Auslöser für den Importstopp war die Einführung eines chinesischen Strafzolls von zunächst 15, später 49 Prozent auf US-LNG. Damit ist amerikanisches Gas für chinesische Abnehmer wirtschaftlich nicht mehr tragbar. Ein geplanter zweiter Tanker aus Texas wurde kurzerhand nach Bangladesch umgeleitet, nachdem er den chinesischen Zoll nicht rechtzeitig passieren konnte.
ALEX PLAVEVSKI / KEYSTONE
Die Situation erinnert an die erste Amtszeit von Donald Trump, als es bereits zu einem über einjährigen Stopp der US-Gasexporte nach China kam. Damals wie heute dürfte der Rückgang langfristige Folgen haben, wie Energieexpertin Anne-Sophie Corbeau von der Columbia University warnt: «Ich glaube nicht, dass chinesische LNG-Importeure jemals wieder neue US-Lieferverträge abschliessen werden.»

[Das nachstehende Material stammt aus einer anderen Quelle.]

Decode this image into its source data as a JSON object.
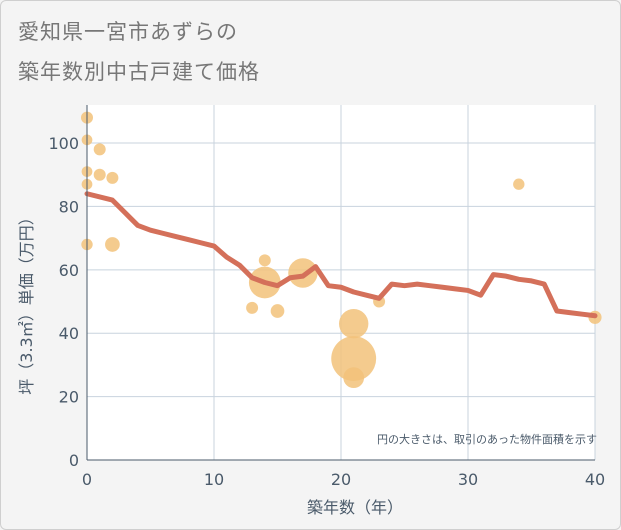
{
  "header": {
    "title_line1": "愛知県一宮市あずらの",
    "title_line2": "築年数別中古戸建て価格"
  },
  "chart_data": {
    "type": "scatter",
    "xlabel": "築年数（年）",
    "ylabel": "坪（3.3㎡）単価（万円）",
    "note": "円の大きさは、取引のあった物件面積を示す",
    "xlim": [
      0,
      40
    ],
    "ylim": [
      0,
      112
    ],
    "xticks": [
      0,
      10,
      20,
      30,
      40
    ],
    "yticks": [
      0,
      20,
      40,
      60,
      80,
      100
    ],
    "grid": true,
    "colors": {
      "bubble": "#f2c27a",
      "line": "#d4705a",
      "grid": "#c8d3de"
    },
    "series": [
      {
        "type": "bubble",
        "points": [
          {
            "x": 0,
            "y": 108,
            "size": 1
          },
          {
            "x": 0,
            "y": 101,
            "size": 0.8
          },
          {
            "x": 0,
            "y": 91,
            "size": 0.8
          },
          {
            "x": 0,
            "y": 87,
            "size": 0.8
          },
          {
            "x": 0,
            "y": 68,
            "size": 0.9
          },
          {
            "x": 1,
            "y": 98,
            "size": 1
          },
          {
            "x": 1,
            "y": 90,
            "size": 1
          },
          {
            "x": 2,
            "y": 89,
            "size": 1
          },
          {
            "x": 2,
            "y": 68,
            "size": 1.5
          },
          {
            "x": 13,
            "y": 48,
            "size": 1
          },
          {
            "x": 14,
            "y": 63,
            "size": 1
          },
          {
            "x": 14,
            "y": 56,
            "size": 7
          },
          {
            "x": 15,
            "y": 47,
            "size": 1.3
          },
          {
            "x": 17,
            "y": 59,
            "size": 6
          },
          {
            "x": 21,
            "y": 43,
            "size": 6
          },
          {
            "x": 21,
            "y": 32,
            "size": 14
          },
          {
            "x": 21,
            "y": 26,
            "size": 3
          },
          {
            "x": 23,
            "y": 50,
            "size": 1
          },
          {
            "x": 34,
            "y": 87,
            "size": 0.9
          },
          {
            "x": 40,
            "y": 45,
            "size": 1.2
          }
        ]
      },
      {
        "type": "line",
        "x": [
          0,
          2,
          3,
          4,
          5,
          6,
          7,
          8,
          9,
          10,
          11,
          12,
          13,
          14,
          15,
          16,
          17,
          18,
          19,
          20,
          21,
          22,
          23,
          24,
          25,
          26,
          27,
          28,
          29,
          30,
          31,
          32,
          33,
          34,
          35,
          36,
          37,
          38,
          39,
          40
        ],
        "y": [
          84,
          82,
          78,
          74,
          72.5,
          71.5,
          70.5,
          69.5,
          68.5,
          67.5,
          64,
          61.5,
          57.5,
          56,
          55,
          57.5,
          58,
          61,
          55,
          54.5,
          53,
          52,
          51,
          55.5,
          55,
          55.5,
          55,
          54.5,
          54,
          53.5,
          52,
          58.5,
          58,
          57,
          56.5,
          55.5,
          47,
          46.5,
          46,
          45.5
        ]
      }
    ]
  }
}
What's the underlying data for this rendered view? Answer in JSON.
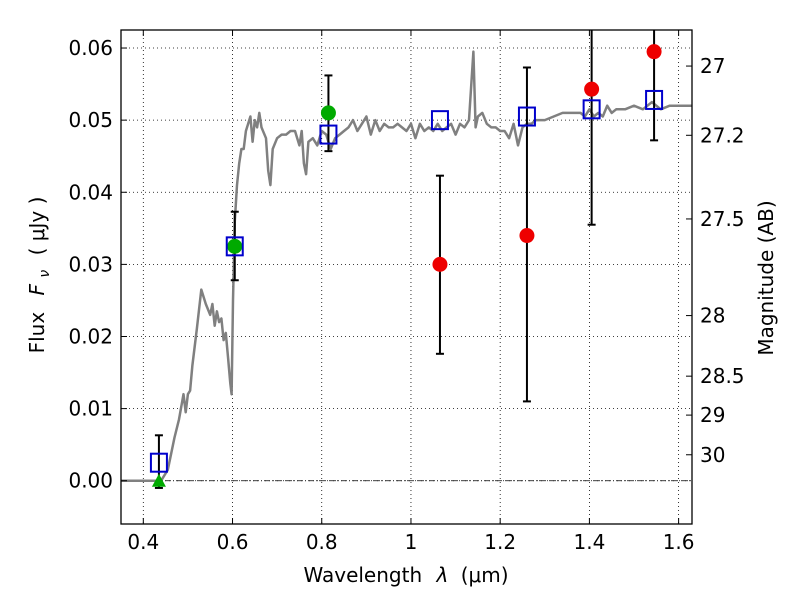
{
  "chart_data": {
    "type": "scatter",
    "x_axis": {
      "label_prefix": "Wavelength",
      "label_var": "λ",
      "label_unit": "(μm)",
      "lim": [
        0.35,
        1.63
      ],
      "ticks": [
        0.4,
        0.6,
        0.8,
        1.0,
        1.2,
        1.4,
        1.6
      ],
      "tick_labels": [
        "0.4",
        "0.6",
        "0.8",
        "1",
        "1.2",
        "1.4",
        "1.6"
      ]
    },
    "y_axis": {
      "label_prefix": "Flux",
      "label_var": "F",
      "label_sub": "ν",
      "label_unit": "( μJy )",
      "lim": [
        -0.006,
        0.0625
      ],
      "ticks": [
        0.0,
        0.01,
        0.02,
        0.03,
        0.04,
        0.05,
        0.06
      ],
      "tick_labels": [
        "0.00",
        "0.01",
        "0.02",
        "0.03",
        "0.04",
        "0.05",
        "0.06"
      ]
    },
    "y2_axis": {
      "label": "Magnitude (AB)",
      "ticks": [
        {
          "label": "27",
          "flux": 0.0575
        },
        {
          "label": "27.2",
          "flux": 0.0479
        },
        {
          "label": "27.5",
          "flux": 0.0363
        },
        {
          "label": "28",
          "flux": 0.0229
        },
        {
          "label": "28.5",
          "flux": 0.0145
        },
        {
          "label": "29",
          "flux": 0.0091
        },
        {
          "label": "30",
          "flux": 0.0036
        }
      ]
    },
    "grid": true,
    "zero_line": true,
    "colors": {
      "model": "#808080",
      "model_points": "#0000cc",
      "detections": "#00aa00",
      "measurements": "#ee0000",
      "errorbars": "#000000"
    },
    "series": [
      {
        "kind": "line",
        "points": [
          [
            0.35,
            0.0
          ],
          [
            0.44,
            0.0
          ],
          [
            0.455,
            0.0015
          ],
          [
            0.47,
            0.006
          ],
          [
            0.48,
            0.0085
          ],
          [
            0.49,
            0.012
          ],
          [
            0.495,
            0.0095
          ],
          [
            0.5,
            0.012
          ],
          [
            0.505,
            0.0125
          ],
          [
            0.51,
            0.016
          ],
          [
            0.52,
            0.021
          ],
          [
            0.53,
            0.0265
          ],
          [
            0.54,
            0.0245
          ],
          [
            0.55,
            0.023
          ],
          [
            0.555,
            0.0245
          ],
          [
            0.56,
            0.0215
          ],
          [
            0.565,
            0.0235
          ],
          [
            0.57,
            0.022
          ],
          [
            0.575,
            0.0225
          ],
          [
            0.58,
            0.0195
          ],
          [
            0.585,
            0.0205
          ],
          [
            0.59,
            0.017
          ],
          [
            0.595,
            0.0135
          ],
          [
            0.598,
            0.012
          ],
          [
            0.601,
            0.025
          ],
          [
            0.605,
            0.036
          ],
          [
            0.61,
            0.041
          ],
          [
            0.615,
            0.044
          ],
          [
            0.62,
            0.046
          ],
          [
            0.625,
            0.046
          ],
          [
            0.63,
            0.0485
          ],
          [
            0.64,
            0.0505
          ],
          [
            0.645,
            0.047
          ],
          [
            0.65,
            0.05
          ],
          [
            0.655,
            0.049
          ],
          [
            0.66,
            0.051
          ],
          [
            0.665,
            0.049
          ],
          [
            0.675,
            0.0475
          ],
          [
            0.68,
            0.043
          ],
          [
            0.685,
            0.041
          ],
          [
            0.69,
            0.046
          ],
          [
            0.7,
            0.0475
          ],
          [
            0.71,
            0.048
          ],
          [
            0.72,
            0.048
          ],
          [
            0.73,
            0.0485
          ],
          [
            0.74,
            0.0485
          ],
          [
            0.75,
            0.0465
          ],
          [
            0.755,
            0.0485
          ],
          [
            0.76,
            0.044
          ],
          [
            0.765,
            0.0425
          ],
          [
            0.77,
            0.047
          ],
          [
            0.78,
            0.0475
          ],
          [
            0.79,
            0.0465
          ],
          [
            0.8,
            0.0485
          ],
          [
            0.81,
            0.048
          ],
          [
            0.82,
            0.046
          ],
          [
            0.83,
            0.0475
          ],
          [
            0.84,
            0.048
          ],
          [
            0.85,
            0.0485
          ],
          [
            0.86,
            0.049
          ],
          [
            0.87,
            0.05
          ],
          [
            0.88,
            0.0485
          ],
          [
            0.89,
            0.0495
          ],
          [
            0.9,
            0.0505
          ],
          [
            0.91,
            0.048
          ],
          [
            0.92,
            0.05
          ],
          [
            0.93,
            0.0485
          ],
          [
            0.94,
            0.0495
          ],
          [
            0.95,
            0.049
          ],
          [
            0.96,
            0.049
          ],
          [
            0.97,
            0.0495
          ],
          [
            0.98,
            0.049
          ],
          [
            0.99,
            0.0485
          ],
          [
            1.0,
            0.0495
          ],
          [
            1.01,
            0.0475
          ],
          [
            1.02,
            0.0495
          ],
          [
            1.03,
            0.0485
          ],
          [
            1.04,
            0.049
          ],
          [
            1.05,
            0.0485
          ],
          [
            1.06,
            0.0495
          ],
          [
            1.07,
            0.0485
          ],
          [
            1.08,
            0.049
          ],
          [
            1.09,
            0.0495
          ],
          [
            1.1,
            0.048
          ],
          [
            1.11,
            0.0495
          ],
          [
            1.12,
            0.049
          ],
          [
            1.13,
            0.05
          ],
          [
            1.14,
            0.0595
          ],
          [
            1.145,
            0.049
          ],
          [
            1.15,
            0.0505
          ],
          [
            1.16,
            0.051
          ],
          [
            1.17,
            0.0495
          ],
          [
            1.18,
            0.049
          ],
          [
            1.19,
            0.049
          ],
          [
            1.2,
            0.0485
          ],
          [
            1.21,
            0.0485
          ],
          [
            1.22,
            0.0475
          ],
          [
            1.23,
            0.0495
          ],
          [
            1.24,
            0.0465
          ],
          [
            1.25,
            0.049
          ],
          [
            1.26,
            0.0495
          ],
          [
            1.27,
            0.0495
          ],
          [
            1.28,
            0.05
          ],
          [
            1.29,
            0.05
          ],
          [
            1.3,
            0.05
          ],
          [
            1.32,
            0.0505
          ],
          [
            1.34,
            0.051
          ],
          [
            1.36,
            0.051
          ],
          [
            1.38,
            0.051
          ],
          [
            1.39,
            0.0505
          ],
          [
            1.4,
            0.0515
          ],
          [
            1.41,
            0.0505
          ],
          [
            1.42,
            0.051
          ],
          [
            1.43,
            0.0505
          ],
          [
            1.44,
            0.052
          ],
          [
            1.45,
            0.051
          ],
          [
            1.46,
            0.0515
          ],
          [
            1.48,
            0.0515
          ],
          [
            1.5,
            0.052
          ],
          [
            1.52,
            0.0515
          ],
          [
            1.54,
            0.0525
          ],
          [
            1.56,
            0.0515
          ],
          [
            1.58,
            0.052
          ],
          [
            1.6,
            0.052
          ],
          [
            1.63,
            0.052
          ]
        ]
      },
      {
        "kind": "open_square",
        "points": [
          [
            0.435,
            0.0025
          ],
          [
            0.605,
            0.0325
          ],
          [
            0.815,
            0.048
          ],
          [
            1.065,
            0.05
          ],
          [
            1.26,
            0.0505
          ],
          [
            1.405,
            0.0515
          ],
          [
            1.545,
            0.0528
          ]
        ]
      },
      {
        "kind": "errorbar",
        "points": [
          {
            "x": 0.435,
            "low": -0.001,
            "high": 0.0063
          },
          {
            "x": 0.605,
            "low": 0.0278,
            "high": 0.0373
          },
          {
            "x": 0.815,
            "low": 0.0457,
            "high": 0.0562
          },
          {
            "x": 1.065,
            "low": 0.0176,
            "high": 0.0423
          },
          {
            "x": 1.26,
            "low": 0.011,
            "high": 0.0573
          },
          {
            "x": 1.405,
            "low": 0.0355,
            "high": 0.0625
          },
          {
            "x": 1.545,
            "low": 0.0472,
            "high": 0.0625
          }
        ]
      },
      {
        "kind": "filled_circle_green",
        "points": [
          [
            0.605,
            0.0325
          ],
          [
            0.815,
            0.051
          ]
        ]
      },
      {
        "kind": "triangle_green",
        "points": [
          [
            0.435,
            0.0
          ]
        ]
      },
      {
        "kind": "filled_circle_red",
        "points": [
          [
            1.065,
            0.03
          ],
          [
            1.26,
            0.034
          ],
          [
            1.405,
            0.0543
          ],
          [
            1.545,
            0.0595
          ]
        ]
      }
    ]
  }
}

Der Bruch erfolgt trotz bestehender langfristiger Verträge: Petro China und Sinopec haben insgesamt dreizehn Abkommen mit Laufzeiten bis 2049 unterzeichnet. Diese galten bisher als essenziell für den Ausbau milliardenschwerer LNG-Terminals in den USA und Mexiko. Doch angesichts steigender Inflation und verschärfter Zollbedingungen werden einige Verträge laut Brancheninsidern bereits nachverhandelt.
China verstärkt stattdessen seine Energiebeziehungen zu Russland. Laut Pekings Botschafter in Moskau reiht sich derzeit ein chinesischer Interessent an den nächsten, um Kontakte zu russischen Gaslieferanten zu knüpfen. Schon jetzt ist Russland hinter Australien und Katar drittgrösster LNG-Lieferant für China – Tendenz steigend. Parallel verhandeln beide Länder über den Bau der Pipeline «Power of Siberia 2».
Experten rechnen mit einer globalen Umverteilung der Handelsströme und einem möglichen Rückgang der LNG-Nachfrage in Asien um bis zu zehn Millionen Tonnen. Dies könnte laut der Beratungsfirma Energy Aspects zu sinkenden Gaspreisen in Europa führen.